Video link: https://www.youtube.com/watch?v=-wGPR0cphGI

Your seed round in May 2018 and the second one in October 2019 were tepid. But the third round in Feb 2020 brought in $2.5 million, that helped you launch your automated assistant, then in October 2020 you got another $15 million as Series A, and then the biggie, $35 million in July 2021 for Series B. What changed in 2020 that drove investors to you?

First, We operate in a bottomless market; the market is extremely large. I believe that over a billion people in the world are going to create videos and I don’t think there is any debate there. Second, it comes down to confidence in the founder. Track record and talking to the founder gives that confidence to the investors to invest.

 I read somewhere that you are now the largest prosumer SaaS company in Asia. What are the lessons that you have learnt in scaling up Invideo from a tech standpoint?

If the creators can create videos in a very natural environment that’s what I think gets to a billion users. It is a series of stability, how it’s distributed and how it can all be tied together. The future of all the software is in the browser and it is also across all devices. Our entire system works on AWS and the scaling was very smooth. AWS supported us in a very early stage.

Segment 2: The Accelerator 

You met Sam Altman of OpenAI recently. What did you two talk about? 

I met him for over 2 hours, and it was a fun conversation. We briefly talked about what to expect in the future. There will be a requirement of more electricity for advancement in the world of AI, which hopefully will get solved by nuclear fusion. Second, is that compute has become extremely important.

What do startup founders need to focus on when thinking of the risk? 

It’s very risky. I do not think you can do this journey for money. You pick up this journey for fun.
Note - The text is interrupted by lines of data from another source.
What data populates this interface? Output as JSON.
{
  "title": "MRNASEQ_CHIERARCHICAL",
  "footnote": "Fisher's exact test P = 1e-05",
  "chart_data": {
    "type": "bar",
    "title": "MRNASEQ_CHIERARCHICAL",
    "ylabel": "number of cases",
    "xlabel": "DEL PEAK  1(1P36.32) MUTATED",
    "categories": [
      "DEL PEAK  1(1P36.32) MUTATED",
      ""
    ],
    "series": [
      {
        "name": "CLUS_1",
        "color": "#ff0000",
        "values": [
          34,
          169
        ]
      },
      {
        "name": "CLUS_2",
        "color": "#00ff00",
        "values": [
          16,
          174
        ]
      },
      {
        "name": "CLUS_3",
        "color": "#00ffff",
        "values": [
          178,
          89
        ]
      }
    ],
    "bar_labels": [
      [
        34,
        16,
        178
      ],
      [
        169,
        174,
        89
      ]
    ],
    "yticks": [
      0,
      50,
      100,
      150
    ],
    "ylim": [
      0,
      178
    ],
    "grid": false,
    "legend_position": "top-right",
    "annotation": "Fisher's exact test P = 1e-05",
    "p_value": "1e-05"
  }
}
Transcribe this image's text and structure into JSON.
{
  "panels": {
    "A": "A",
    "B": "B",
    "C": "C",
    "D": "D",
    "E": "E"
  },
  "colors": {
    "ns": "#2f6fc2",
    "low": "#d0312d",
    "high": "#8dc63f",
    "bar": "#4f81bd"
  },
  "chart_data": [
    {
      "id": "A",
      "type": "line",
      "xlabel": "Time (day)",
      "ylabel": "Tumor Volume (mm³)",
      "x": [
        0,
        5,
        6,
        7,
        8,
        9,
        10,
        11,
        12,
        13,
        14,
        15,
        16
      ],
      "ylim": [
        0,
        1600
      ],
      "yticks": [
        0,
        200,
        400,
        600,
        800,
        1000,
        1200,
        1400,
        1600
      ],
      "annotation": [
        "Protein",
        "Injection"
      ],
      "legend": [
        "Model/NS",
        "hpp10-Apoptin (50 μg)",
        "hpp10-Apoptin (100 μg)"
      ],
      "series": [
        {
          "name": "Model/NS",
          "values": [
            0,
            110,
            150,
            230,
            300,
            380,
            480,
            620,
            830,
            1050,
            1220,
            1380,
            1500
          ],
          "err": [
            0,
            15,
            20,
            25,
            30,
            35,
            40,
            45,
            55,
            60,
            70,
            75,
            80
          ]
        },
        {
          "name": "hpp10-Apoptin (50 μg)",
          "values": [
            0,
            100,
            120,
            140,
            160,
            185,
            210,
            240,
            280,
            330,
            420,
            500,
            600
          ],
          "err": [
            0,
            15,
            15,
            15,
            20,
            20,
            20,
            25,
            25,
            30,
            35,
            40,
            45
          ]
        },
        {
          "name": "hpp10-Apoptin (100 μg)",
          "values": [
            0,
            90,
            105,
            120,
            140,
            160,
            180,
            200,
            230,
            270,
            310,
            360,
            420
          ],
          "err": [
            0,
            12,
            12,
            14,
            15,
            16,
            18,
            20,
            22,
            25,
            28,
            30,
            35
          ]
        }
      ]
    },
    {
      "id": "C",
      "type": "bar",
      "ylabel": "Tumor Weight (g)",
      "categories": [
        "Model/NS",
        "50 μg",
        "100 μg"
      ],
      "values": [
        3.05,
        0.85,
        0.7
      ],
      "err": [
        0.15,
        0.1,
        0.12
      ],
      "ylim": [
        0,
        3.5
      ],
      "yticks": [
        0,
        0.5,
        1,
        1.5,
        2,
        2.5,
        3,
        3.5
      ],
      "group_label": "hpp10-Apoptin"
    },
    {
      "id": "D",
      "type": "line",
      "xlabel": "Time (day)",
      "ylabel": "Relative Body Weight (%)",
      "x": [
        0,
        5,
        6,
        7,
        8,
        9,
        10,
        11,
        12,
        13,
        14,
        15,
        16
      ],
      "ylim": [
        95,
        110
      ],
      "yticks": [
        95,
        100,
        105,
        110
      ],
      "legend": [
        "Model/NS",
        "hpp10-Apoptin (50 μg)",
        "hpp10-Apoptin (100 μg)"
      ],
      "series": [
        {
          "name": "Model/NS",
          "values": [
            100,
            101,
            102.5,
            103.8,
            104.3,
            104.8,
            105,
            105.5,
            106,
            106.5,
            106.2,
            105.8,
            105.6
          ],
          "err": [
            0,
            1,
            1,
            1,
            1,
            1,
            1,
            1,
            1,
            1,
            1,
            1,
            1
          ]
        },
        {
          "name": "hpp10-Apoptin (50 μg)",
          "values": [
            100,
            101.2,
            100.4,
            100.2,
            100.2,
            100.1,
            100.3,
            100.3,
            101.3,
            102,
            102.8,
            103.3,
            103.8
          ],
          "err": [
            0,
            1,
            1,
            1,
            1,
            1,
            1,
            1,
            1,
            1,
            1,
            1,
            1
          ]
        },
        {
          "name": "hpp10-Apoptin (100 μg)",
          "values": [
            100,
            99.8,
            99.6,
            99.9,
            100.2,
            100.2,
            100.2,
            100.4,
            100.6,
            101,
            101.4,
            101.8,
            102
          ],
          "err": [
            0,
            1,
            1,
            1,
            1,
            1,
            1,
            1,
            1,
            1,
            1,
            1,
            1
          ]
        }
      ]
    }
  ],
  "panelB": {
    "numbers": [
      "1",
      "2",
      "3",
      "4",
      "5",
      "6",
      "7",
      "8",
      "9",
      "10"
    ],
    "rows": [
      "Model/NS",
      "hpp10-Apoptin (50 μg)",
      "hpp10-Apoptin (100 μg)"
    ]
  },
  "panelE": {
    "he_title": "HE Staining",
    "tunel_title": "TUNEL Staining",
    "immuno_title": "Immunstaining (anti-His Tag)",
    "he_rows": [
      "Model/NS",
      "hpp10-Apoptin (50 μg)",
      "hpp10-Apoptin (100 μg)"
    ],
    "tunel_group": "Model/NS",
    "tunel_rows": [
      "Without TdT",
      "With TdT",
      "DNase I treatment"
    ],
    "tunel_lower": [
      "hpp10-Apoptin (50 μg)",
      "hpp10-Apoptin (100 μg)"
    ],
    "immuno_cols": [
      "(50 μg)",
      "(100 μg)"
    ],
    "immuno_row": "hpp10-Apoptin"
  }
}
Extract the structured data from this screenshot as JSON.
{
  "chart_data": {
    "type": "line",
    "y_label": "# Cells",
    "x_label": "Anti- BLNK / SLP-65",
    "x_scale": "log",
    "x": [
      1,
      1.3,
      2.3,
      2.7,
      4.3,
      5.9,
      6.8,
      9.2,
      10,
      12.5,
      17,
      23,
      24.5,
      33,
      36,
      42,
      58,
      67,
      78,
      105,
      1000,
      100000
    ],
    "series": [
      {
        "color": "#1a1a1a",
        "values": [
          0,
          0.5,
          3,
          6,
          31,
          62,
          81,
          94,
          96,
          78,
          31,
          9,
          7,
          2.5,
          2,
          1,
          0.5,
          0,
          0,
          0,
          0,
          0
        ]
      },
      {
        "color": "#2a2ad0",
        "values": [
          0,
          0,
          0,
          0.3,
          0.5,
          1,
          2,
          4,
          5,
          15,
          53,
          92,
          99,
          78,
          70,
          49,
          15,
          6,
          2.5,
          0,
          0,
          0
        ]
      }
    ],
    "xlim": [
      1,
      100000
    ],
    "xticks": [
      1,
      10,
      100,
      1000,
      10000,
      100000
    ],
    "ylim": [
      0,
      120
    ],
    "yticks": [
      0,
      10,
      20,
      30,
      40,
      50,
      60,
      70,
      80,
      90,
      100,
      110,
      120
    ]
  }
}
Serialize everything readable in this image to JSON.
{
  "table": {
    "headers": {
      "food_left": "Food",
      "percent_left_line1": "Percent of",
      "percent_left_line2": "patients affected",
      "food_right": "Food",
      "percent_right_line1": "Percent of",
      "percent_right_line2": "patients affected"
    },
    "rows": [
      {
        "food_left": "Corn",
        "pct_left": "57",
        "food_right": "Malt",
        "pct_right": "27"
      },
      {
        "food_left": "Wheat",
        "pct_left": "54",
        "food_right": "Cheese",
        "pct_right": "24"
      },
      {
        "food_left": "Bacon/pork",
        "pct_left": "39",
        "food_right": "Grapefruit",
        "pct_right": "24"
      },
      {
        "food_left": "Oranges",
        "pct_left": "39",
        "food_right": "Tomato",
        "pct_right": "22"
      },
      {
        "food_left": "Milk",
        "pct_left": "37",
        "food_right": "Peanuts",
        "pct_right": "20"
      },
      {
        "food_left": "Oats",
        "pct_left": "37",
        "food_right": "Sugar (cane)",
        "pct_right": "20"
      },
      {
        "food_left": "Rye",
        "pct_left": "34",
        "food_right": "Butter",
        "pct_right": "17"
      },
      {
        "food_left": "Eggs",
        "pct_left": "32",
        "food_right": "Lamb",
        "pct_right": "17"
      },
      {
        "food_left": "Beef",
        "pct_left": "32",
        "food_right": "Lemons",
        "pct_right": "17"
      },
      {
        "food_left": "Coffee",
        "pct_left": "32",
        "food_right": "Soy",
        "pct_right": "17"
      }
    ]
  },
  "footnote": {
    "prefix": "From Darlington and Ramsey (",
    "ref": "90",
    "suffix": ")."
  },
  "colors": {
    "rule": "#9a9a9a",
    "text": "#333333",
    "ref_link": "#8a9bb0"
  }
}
The gratification point of this journey is not the money you will get later, because most likely you might not earn money.

Is it a better approach to release a good product and improve it to perfection with feedback received? 

In my opinion there needs to be a judgment and a time to launch but the earliest you go out is the best for the business.

The startup ecosystem in India has grown tremendously in the last decade. The increasing adoption of digitization coupled with government initiatives have opened new avenues for budding entrepreneurs.